Raycast optimization
The Graphic Raycaster is a relatively straightforward implementation that iterates over all Graphic components that have the ‘Raycast Target’ setting set to true. For each Raycast Target, the Raycaster performs a set of tests. If a Raycast Target passes all of its tests, then it is added to the list of hits.
Raycast implementation details
The list of hit Raycast Targets is then sorted by depth, filtered for reversed targets, and filtered to ensure that elements rendered behind the camera (i.e. not visible in the screen) are removed.
The Graphic Raycaster also may cast a ray into the 3D or 2D physics system if the respective flag is set on the Graphic Raycaster’s “Blocking Objects” property. (From script, the property is named blockingObjects.) If 2D or 3D blocking objects are enabled, then any Raycast Targets that draw beneath a 2D or 3D object on a raycast-blocking Physics Layer will also be eliminated from the list of hits.
The final list of hits is then returned.
Raycasting optimization tips
Given that all Raycast Targets must be tested by the Graphic Raycaster, it is a best practice to only enable the ‘Raycast Target’ setting on UI components that must receive pointer events. The smaller the list of Raycast Targets, and the shallower the hierarchy that must be traversed, the faster each Raycast test will be.
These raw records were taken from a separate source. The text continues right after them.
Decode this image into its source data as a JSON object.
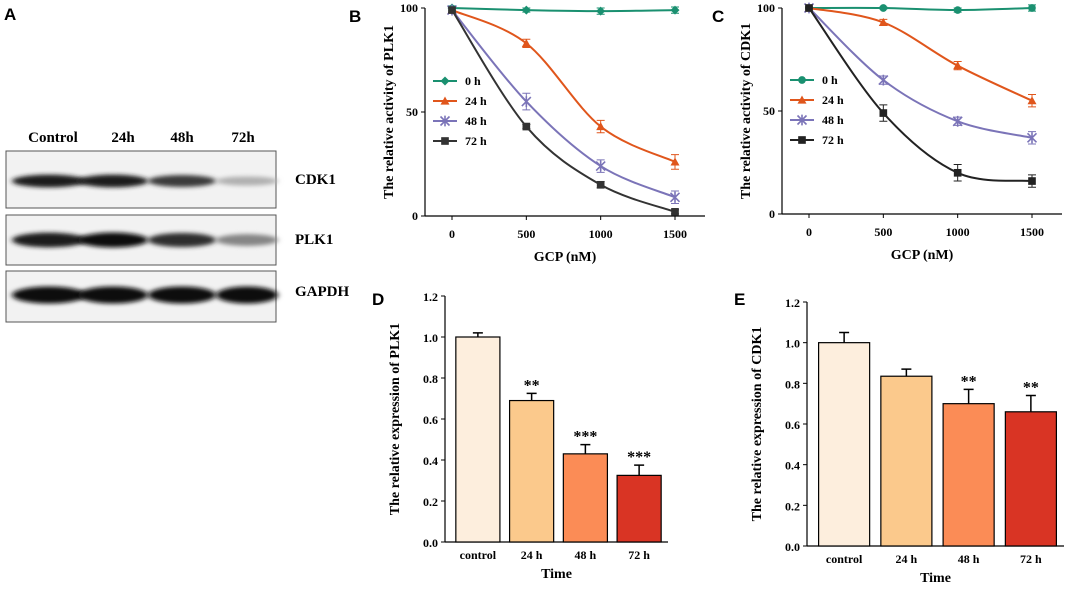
{
  "panels": {
    "a": "A",
    "b": "B",
    "c": "C",
    "d": "D",
    "e": "E"
  },
  "blot": {
    "lanes": [
      "Control",
      "24h",
      "48h",
      "72h"
    ],
    "proteins": [
      "CDK1",
      "PLK1",
      "GAPDH"
    ],
    "intensity": {
      "CDK1": [
        0.95,
        0.95,
        0.8,
        0.25
      ],
      "PLK1": [
        0.95,
        1.0,
        0.85,
        0.45
      ],
      "GAPDH": [
        1.0,
        1.0,
        1.0,
        1.0
      ]
    }
  },
  "chart_data": [
    {
      "id": "B",
      "type": "line",
      "ylabel": "The relative activity of PLK1",
      "xlabel": "GCP (nM)",
      "x": [
        0,
        500,
        1000,
        1500
      ],
      "xticks": [
        "0",
        "500",
        "1000",
        "1500"
      ],
      "ylim": [
        0,
        100
      ],
      "yticks": [
        "0",
        "50",
        "100"
      ],
      "legend_position": "middle-left",
      "series": [
        {
          "name": "0 h",
          "color": "#1a9070",
          "marker": "diamond",
          "values": [
            100,
            99,
            98.5,
            99
          ],
          "errors": [
            1,
            1,
            1.5,
            1.5
          ]
        },
        {
          "name": "24 h",
          "color": "#e0561c",
          "marker": "triangle",
          "values": [
            99,
            83,
            43,
            26
          ],
          "errors": [
            1,
            2,
            3,
            3.5
          ]
        },
        {
          "name": "48 h",
          "color": "#7b74b8",
          "marker": "x",
          "values": [
            99,
            55,
            24,
            9
          ],
          "errors": [
            1,
            4,
            3,
            3
          ]
        },
        {
          "name": "72 h",
          "color": "#333333",
          "marker": "square",
          "values": [
            99,
            43,
            15,
            2
          ],
          "errors": [
            1,
            1,
            1.5,
            1
          ]
        }
      ]
    },
    {
      "id": "C",
      "type": "line",
      "ylabel": "The relative activity of CDK1",
      "xlabel": "GCP (nM)",
      "x": [
        0,
        500,
        1000,
        1500
      ],
      "xticks": [
        "0",
        "500",
        "1000",
        "1500"
      ],
      "ylim": [
        0,
        100
      ],
      "yticks": [
        "0",
        "50",
        "100"
      ],
      "legend_position": "middle-left",
      "series": [
        {
          "name": "0 h",
          "color": "#1a9070",
          "marker": "circle",
          "values": [
            100,
            100,
            99,
            100
          ],
          "errors": [
            0.5,
            0.5,
            1,
            1.5
          ]
        },
        {
          "name": "24 h",
          "color": "#e0561c",
          "marker": "triangle",
          "values": [
            100,
            93,
            72,
            55
          ],
          "errors": [
            0.5,
            1.5,
            2,
            3
          ]
        },
        {
          "name": "48 h",
          "color": "#7b74b8",
          "marker": "x",
          "values": [
            100,
            65,
            45,
            37
          ],
          "errors": [
            0.5,
            2,
            2,
            3
          ]
        },
        {
          "name": "72 h",
          "color": "#222222",
          "marker": "square",
          "values": [
            100,
            49,
            20,
            16
          ],
          "errors": [
            0.5,
            4,
            4,
            3
          ]
        }
      ]
    },
    {
      "id": "D",
      "type": "bar",
      "ylabel": "The relative expression of PLK1",
      "xlabel": "Time",
      "categories": [
        "control",
        "24 h",
        "48 h",
        "72 h"
      ],
      "values": [
        1.0,
        0.69,
        0.43,
        0.325
      ],
      "errors": [
        0.02,
        0.035,
        0.045,
        0.05
      ],
      "significance": [
        "",
        "**",
        "***",
        "***"
      ],
      "colors": [
        "#fdeedd",
        "#fbc98c",
        "#fb8c56",
        "#d93424"
      ],
      "ylim": [
        0,
        1.2
      ],
      "yticks": [
        "0.0",
        "0.2",
        "0.4",
        "0.6",
        "0.8",
        "1.0",
        "1.2"
      ]
    },
    {
      "id": "E",
      "type": "bar",
      "ylabel": "The relative expression of CDK1",
      "xlabel": "Time",
      "categories": [
        "control",
        "24 h",
        "48 h",
        "72 h"
      ],
      "values": [
        1.0,
        0.835,
        0.7,
        0.66
      ],
      "errors": [
        0.05,
        0.035,
        0.07,
        0.08
      ],
      "significance": [
        "",
        "",
        "**",
        "**"
      ],
      "colors": [
        "#fdeedd",
        "#fbc98c",
        "#fb8c56",
        "#d93424"
      ],
      "ylim": [
        0,
        1.2
      ],
      "yticks": [
        "0.0",
        "0.2",
        "0.4",
        "0.6",
        "0.8",
        "1.0",
        "1.2"
      ]
    }
  ]
}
For composite UI controls that have multiple drawable UI objects that must respond to pointer events, such as a button that wishes to have its background and text both change colors, it is generally better to place a single Raycast Target at the root of the composite UI control. When that single Raycast Target receives a pointer event, it can then forward the event to each interested component within the composite control.
Hierarchy depth and raycast filters
Each Graphic Raycast traverses the Transform hierarchy all the way to the root when searching for raycast filters. The cost of this operation grows linearly in proportion to the depth of the hierarchy. All components found attached to each Transform in the hierarchy must be tested to see if they implement ICanvasRaycastFilter, so this is not a cheap operation. Sub-canvases and the OverrideSorting property
The overrideSorting property on a Sub-canvas will cause a Graphic Raycast test to stop climbing the transform hierarchy. If it can be enabled without causing sorting or raycast detection issues, then it should be used to decrease the cost of raycast hierarchy traversals.